How the third-largest US county uses Elastic to accelerate investigations
As law enforcement organizations benefit from readily available online information and databases, they also face the challenge of combing through vast amounts of information, often housed in siloed systems and databases. Across the US, law enforcement teams in state and local government are turning to solutions such as Elastic to save time and improve accuracy as they use data for investigations.
Harris County, Texas, is one such government seeing success with accelerated, consolidated investigative search. Harris County is the third-largest county in the US by population, and it includes most of Houston. With over 70 law enforcement agencies and over 50 fire agencies, the county conducts a large number of investigations, where time is of the essence.
Shing H. Lin, CTO Harris County’s Central Technology Services, developed the Law Enforcement Network Search (LENS) tool, built on Elastic, to help law enforcement agencies in the county quickly find the time-sensitive data they need.
How do we correlate data so law enforcement can find it quickly and easily?

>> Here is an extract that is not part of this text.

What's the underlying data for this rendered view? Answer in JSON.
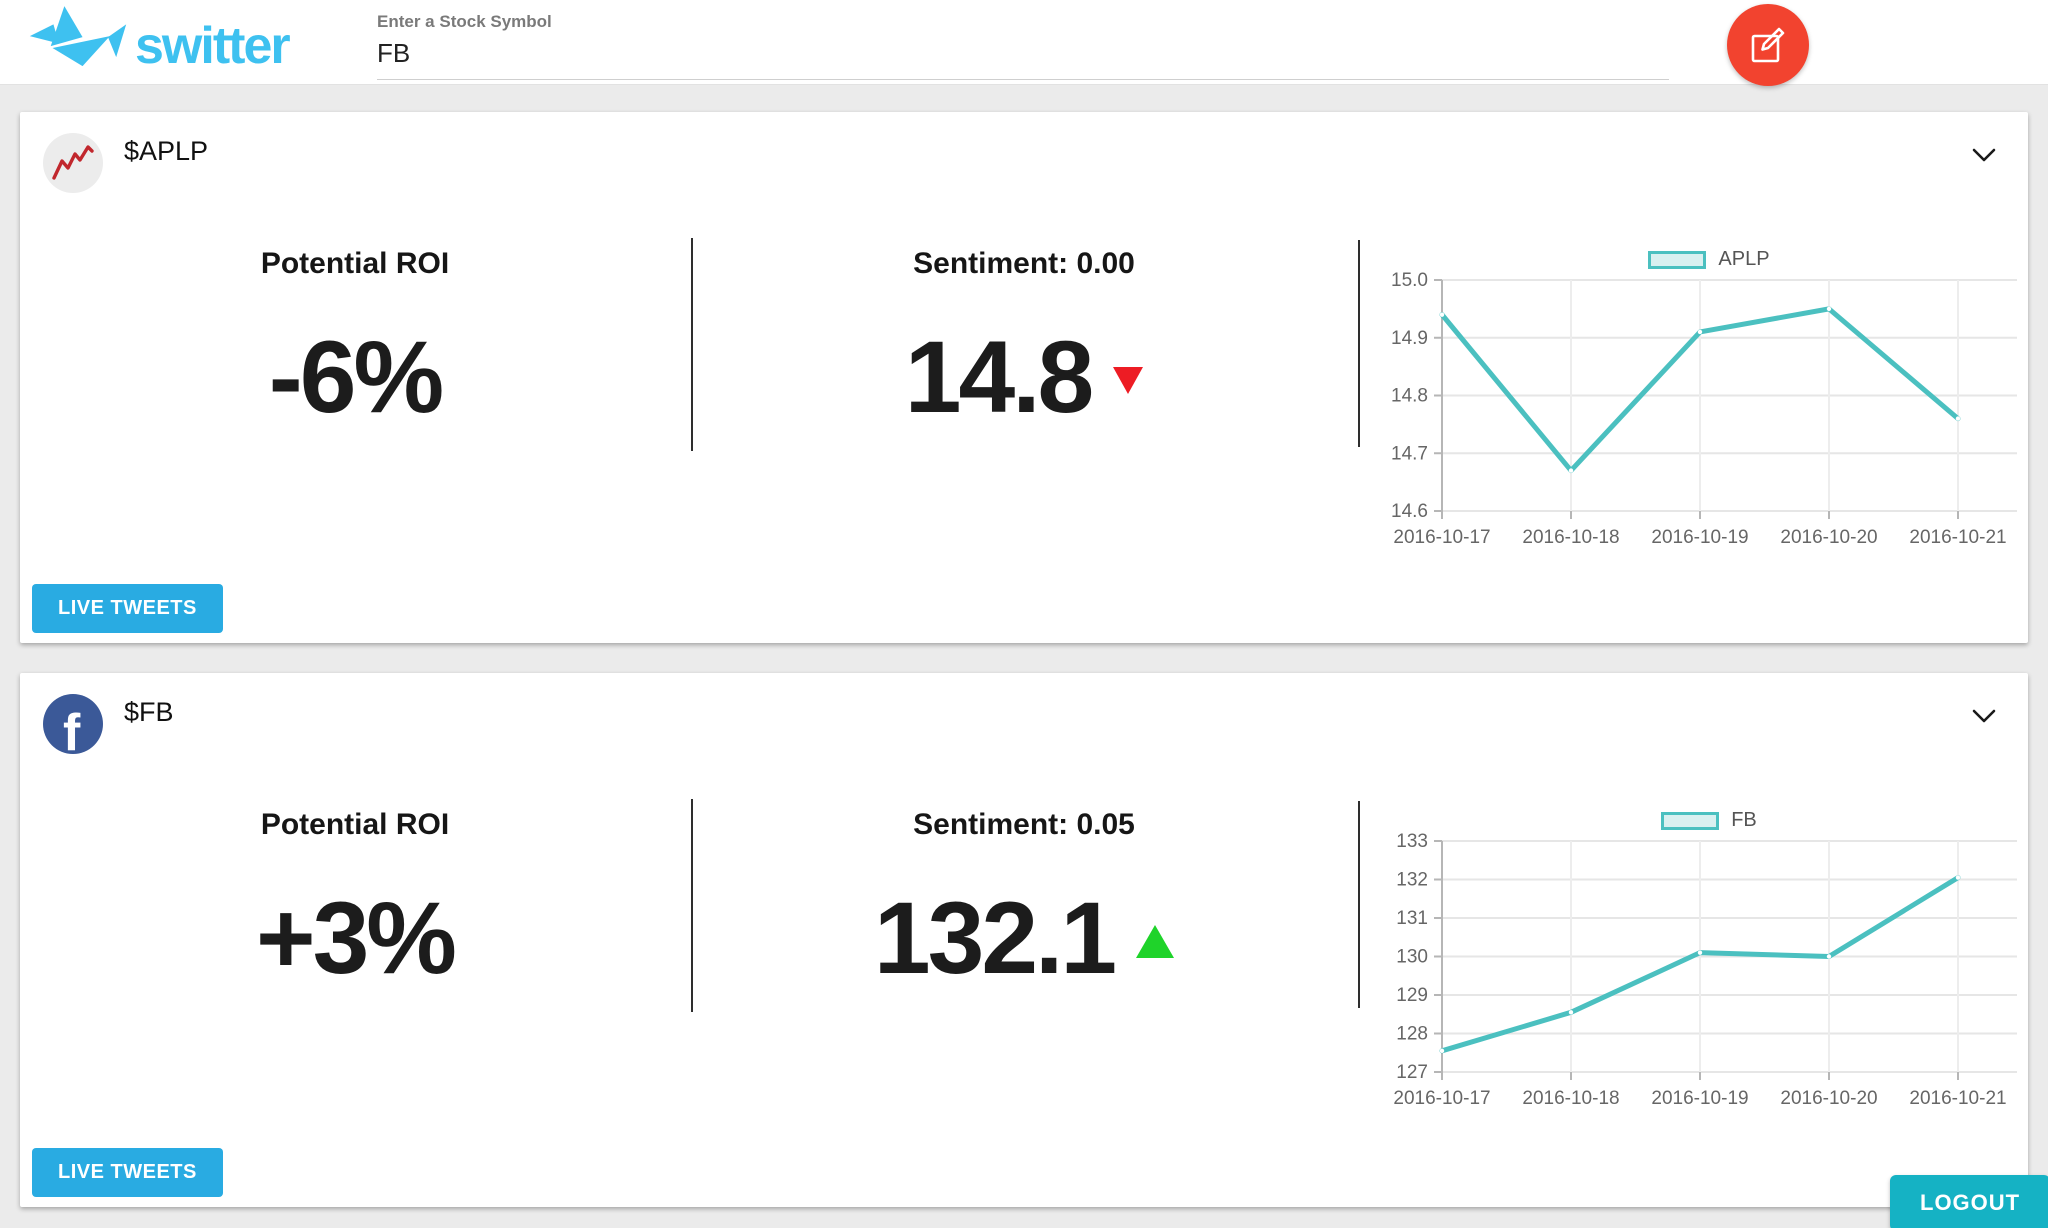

When conducting investigations, law enforcement agencies had to sift through siloed technology and systems, including court data, records management systems (RMS), citations, computer aided dispatch (CAD), license plates, and more.
Typically, teams would perform searches in each database separately, then manually link the data from the different searches together. This process was time-consuming, prone to error, and slowed down critical investigations.

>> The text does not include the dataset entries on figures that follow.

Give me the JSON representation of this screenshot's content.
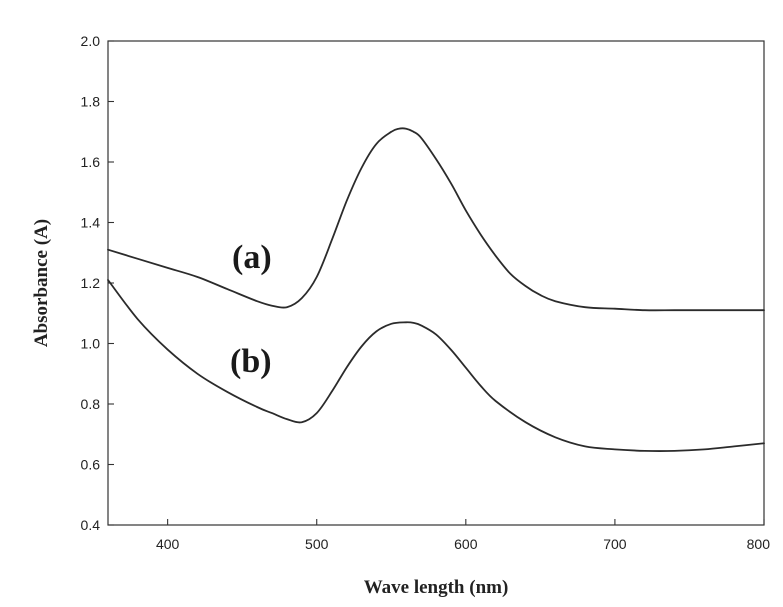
{
  "chart_data": {
    "type": "line",
    "title": "",
    "xlabel": "Wave length (nm)",
    "ylabel": "Absorbance (A)",
    "xlim": [
      360,
      800
    ],
    "ylim": [
      0.4,
      2.0
    ],
    "x_ticks": [
      400,
      500,
      600,
      700,
      800
    ],
    "y_ticks": [
      0.4,
      0.6,
      0.8,
      1.0,
      1.2,
      1.4,
      1.6,
      1.8,
      2.0
    ],
    "x_tick_labels": [
      "400",
      "500",
      "600",
      "700",
      "800"
    ],
    "y_tick_labels": [
      "0.4",
      "0.6",
      "0.8",
      "1.0",
      "1.2",
      "1.4",
      "1.6",
      "1.8",
      "2.0"
    ],
    "grid": false,
    "legend": "none",
    "series": [
      {
        "name": "(a)",
        "color": "#2b2b2b",
        "x": [
          360,
          380,
          400,
          420,
          440,
          460,
          470,
          480,
          490,
          500,
          510,
          520,
          530,
          540,
          550,
          555,
          560,
          565,
          570,
          580,
          590,
          600,
          610,
          620,
          630,
          640,
          650,
          660,
          680,
          700,
          720,
          740,
          760,
          780,
          800
        ],
        "y": [
          1.31,
          1.28,
          1.25,
          1.22,
          1.18,
          1.14,
          1.125,
          1.12,
          1.15,
          1.22,
          1.34,
          1.47,
          1.58,
          1.66,
          1.7,
          1.71,
          1.71,
          1.7,
          1.68,
          1.61,
          1.53,
          1.44,
          1.36,
          1.29,
          1.23,
          1.19,
          1.16,
          1.14,
          1.12,
          1.115,
          1.11,
          1.11,
          1.11,
          1.11,
          1.11
        ]
      },
      {
        "name": "(b)",
        "color": "#2b2b2b",
        "x": [
          360,
          380,
          400,
          420,
          440,
          460,
          470,
          480,
          490,
          500,
          510,
          520,
          530,
          540,
          550,
          560,
          565,
          570,
          580,
          590,
          600,
          610,
          620,
          640,
          660,
          680,
          700,
          720,
          740,
          760,
          780,
          800
        ],
        "y": [
          1.21,
          1.08,
          0.98,
          0.9,
          0.84,
          0.79,
          0.77,
          0.75,
          0.74,
          0.77,
          0.84,
          0.92,
          0.99,
          1.04,
          1.065,
          1.07,
          1.068,
          1.06,
          1.03,
          0.98,
          0.92,
          0.86,
          0.81,
          0.74,
          0.69,
          0.66,
          0.65,
          0.645,
          0.645,
          0.65,
          0.66,
          0.67
        ]
      }
    ]
  }
}
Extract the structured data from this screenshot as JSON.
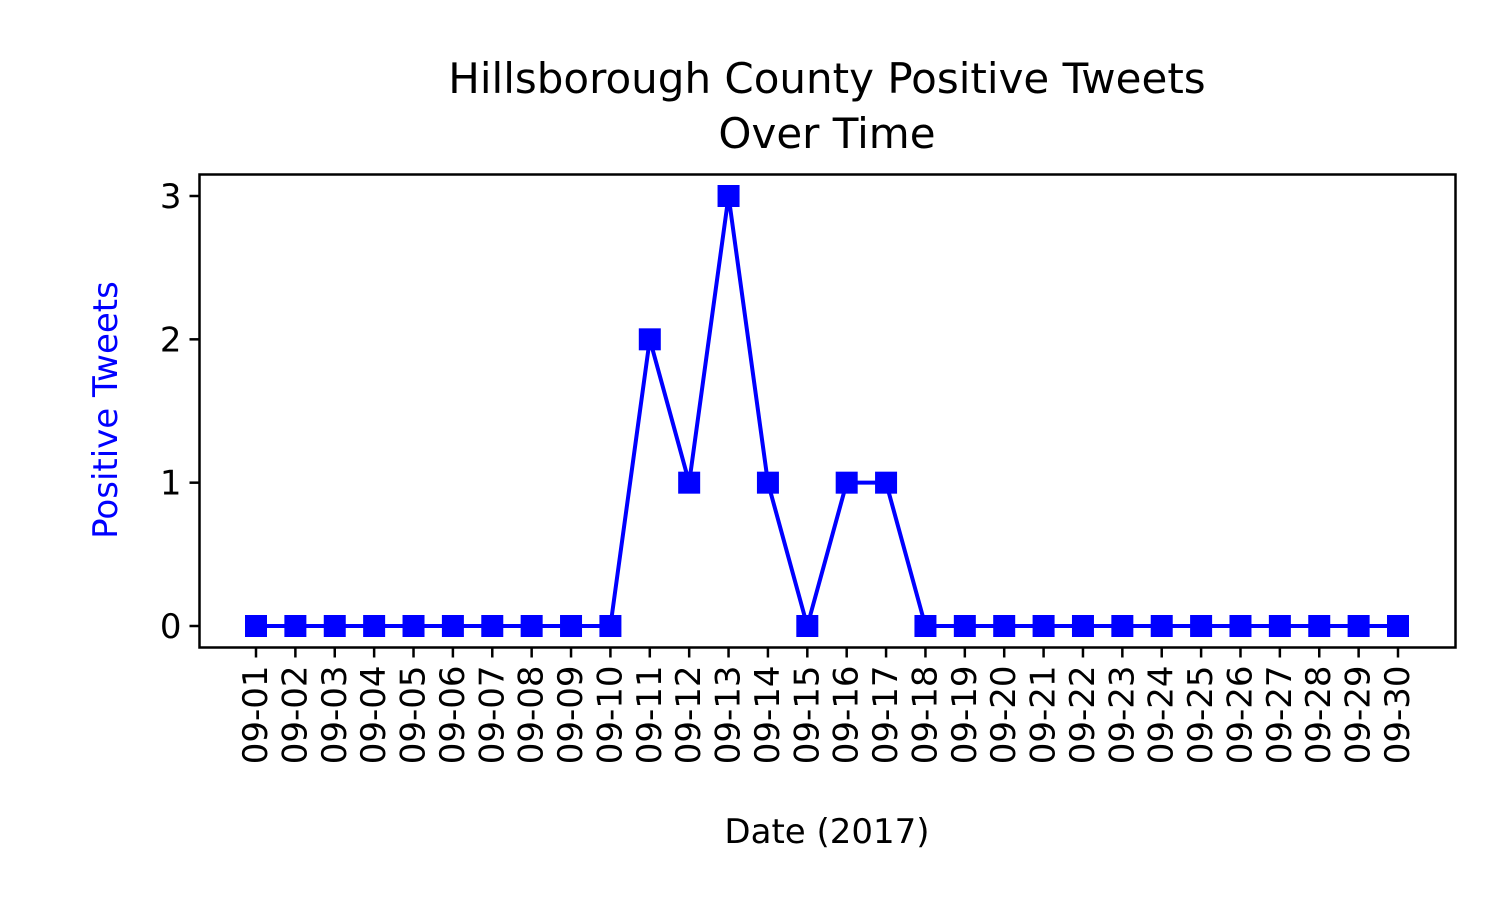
{
  "chart_data": {
    "type": "line",
    "title_line1": "Hillsborough County Positive Tweets",
    "title_line2": "Over Time",
    "xlabel": "Date (2017)",
    "ylabel": "Positive Tweets",
    "ylim": [
      -0.15,
      3.15
    ],
    "y_ticks": [
      0,
      1,
      2,
      3
    ],
    "grid": false,
    "marker": "square",
    "line_color": "#0000ff",
    "ylabel_color": "#0000ff",
    "categories": [
      "09-01",
      "09-02",
      "09-03",
      "09-04",
      "09-05",
      "09-06",
      "09-07",
      "09-08",
      "09-09",
      "09-10",
      "09-11",
      "09-12",
      "09-13",
      "09-14",
      "09-15",
      "09-16",
      "09-17",
      "09-18",
      "09-19",
      "09-20",
      "09-21",
      "09-22",
      "09-23",
      "09-24",
      "09-25",
      "09-26",
      "09-27",
      "09-28",
      "09-29",
      "09-30"
    ],
    "series": [
      {
        "values": [
          0,
          0,
          0,
          0,
          0,
          0,
          0,
          0,
          0,
          0,
          2,
          1,
          3,
          1,
          0,
          1,
          1,
          0,
          0,
          0,
          0,
          0,
          0,
          0,
          0,
          0,
          0,
          0,
          0,
          0
        ]
      }
    ]
  }
}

Law Enforcement Network Search (LENS) built on Elastic
Initially, when Lin and his team experimented with technology to solve their problem, they found that other products’ licensing limited the number of data sets they could use. They instead turned to Elastic, which was able to pull data from all the sources they needed.

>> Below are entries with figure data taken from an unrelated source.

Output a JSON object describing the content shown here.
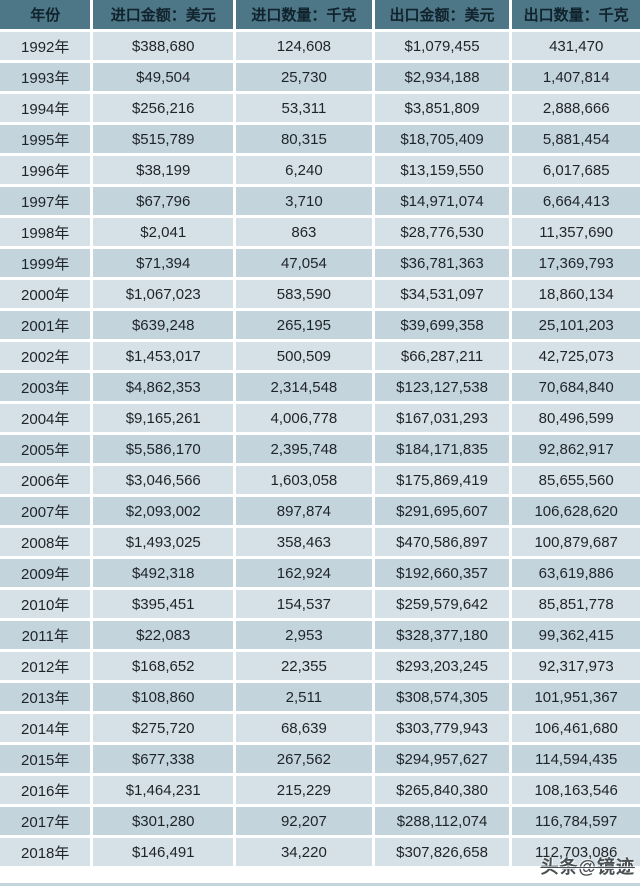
{
  "colors": {
    "header_bg": "#4d7686",
    "header_text": "#10222c",
    "row_light": "#d6e1e7",
    "row_dark": "#c3d4dd",
    "cell_text": "#1f2429"
  },
  "watermark": {
    "text": "头条@镜迹"
  },
  "chart_data": {
    "type": "table",
    "title": "",
    "columns": [
      "年份",
      "进口金额：美元",
      "进口数量：千克",
      "出口金额：美元",
      "出口数量：千克"
    ],
    "rows": [
      [
        "1992年",
        "$388,680",
        "124,608",
        "$1,079,455",
        "431,470"
      ],
      [
        "1993年",
        "$49,504",
        "25,730",
        "$2,934,188",
        "1,407,814"
      ],
      [
        "1994年",
        "$256,216",
        "53,311",
        "$3,851,809",
        "2,888,666"
      ],
      [
        "1995年",
        "$515,789",
        "80,315",
        "$18,705,409",
        "5,881,454"
      ],
      [
        "1996年",
        "$38,199",
        "6,240",
        "$13,159,550",
        "6,017,685"
      ],
      [
        "1997年",
        "$67,796",
        "3,710",
        "$14,971,074",
        "6,664,413"
      ],
      [
        "1998年",
        "$2,041",
        "863",
        "$28,776,530",
        "11,357,690"
      ],
      [
        "1999年",
        "$71,394",
        "47,054",
        "$36,781,363",
        "17,369,793"
      ],
      [
        "2000年",
        "$1,067,023",
        "583,590",
        "$34,531,097",
        "18,860,134"
      ],
      [
        "2001年",
        "$639,248",
        "265,195",
        "$39,699,358",
        "25,101,203"
      ],
      [
        "2002年",
        "$1,453,017",
        "500,509",
        "$66,287,211",
        "42,725,073"
      ],
      [
        "2003年",
        "$4,862,353",
        "2,314,548",
        "$123,127,538",
        "70,684,840"
      ],
      [
        "2004年",
        "$9,165,261",
        "4,006,778",
        "$167,031,293",
        "80,496,599"
      ],
      [
        "2005年",
        "$5,586,170",
        "2,395,748",
        "$184,171,835",
        "92,862,917"
      ],
      [
        "2006年",
        "$3,046,566",
        "1,603,058",
        "$175,869,419",
        "85,655,560"
      ],
      [
        "2007年",
        "$2,093,002",
        "897,874",
        "$291,695,607",
        "106,628,620"
      ],
      [
        "2008年",
        "$1,493,025",
        "358,463",
        "$470,586,897",
        "100,879,687"
      ],
      [
        "2009年",
        "$492,318",
        "162,924",
        "$192,660,357",
        "63,619,886"
      ],
      [
        "2010年",
        "$395,451",
        "154,537",
        "$259,579,642",
        "85,851,778"
      ],
      [
        "2011年",
        "$22,083",
        "2,953",
        "$328,377,180",
        "99,362,415"
      ],
      [
        "2012年",
        "$168,652",
        "22,355",
        "$293,203,245",
        "92,317,973"
      ],
      [
        "2013年",
        "$108,860",
        "2,511",
        "$308,574,305",
        "101,951,367"
      ],
      [
        "2014年",
        "$275,720",
        "68,639",
        "$303,779,943",
        "106,461,680"
      ],
      [
        "2015年",
        "$677,338",
        "267,562",
        "$294,957,627",
        "114,594,435"
      ],
      [
        "2016年",
        "$1,464,231",
        "215,229",
        "$265,840,380",
        "108,163,546"
      ],
      [
        "2017年",
        "$301,280",
        "92,207",
        "$288,112,074",
        "116,784,597"
      ],
      [
        "2018年",
        "$146,491",
        "34,220",
        "$307,826,658",
        "112,703,086"
      ]
    ]
  }
}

The team built an application that layers on top of Elastic core capabilities, providing an easy way for law enforcement to search across multiple data sources and correlate related information. A single search for a person (such as “suspect male teardrop tattoo”) can pull up 911 call transcripts, an arrest record, associated incidents, and all locations and people linked to the suspect — all in a single view. Within an incident record, users can drill down into 911 call notes, an entire narrative report and supplements, and CAD call details.
Using machine learning (ML) capabilities, the tool is even able to provide recommendations of similar cases, helping agents decrease investigation time by focusing on only the most relevant information.
Users can also conduct a map-based search, which localizes information to a specific precinct or area, again reducing time needed to sift through data.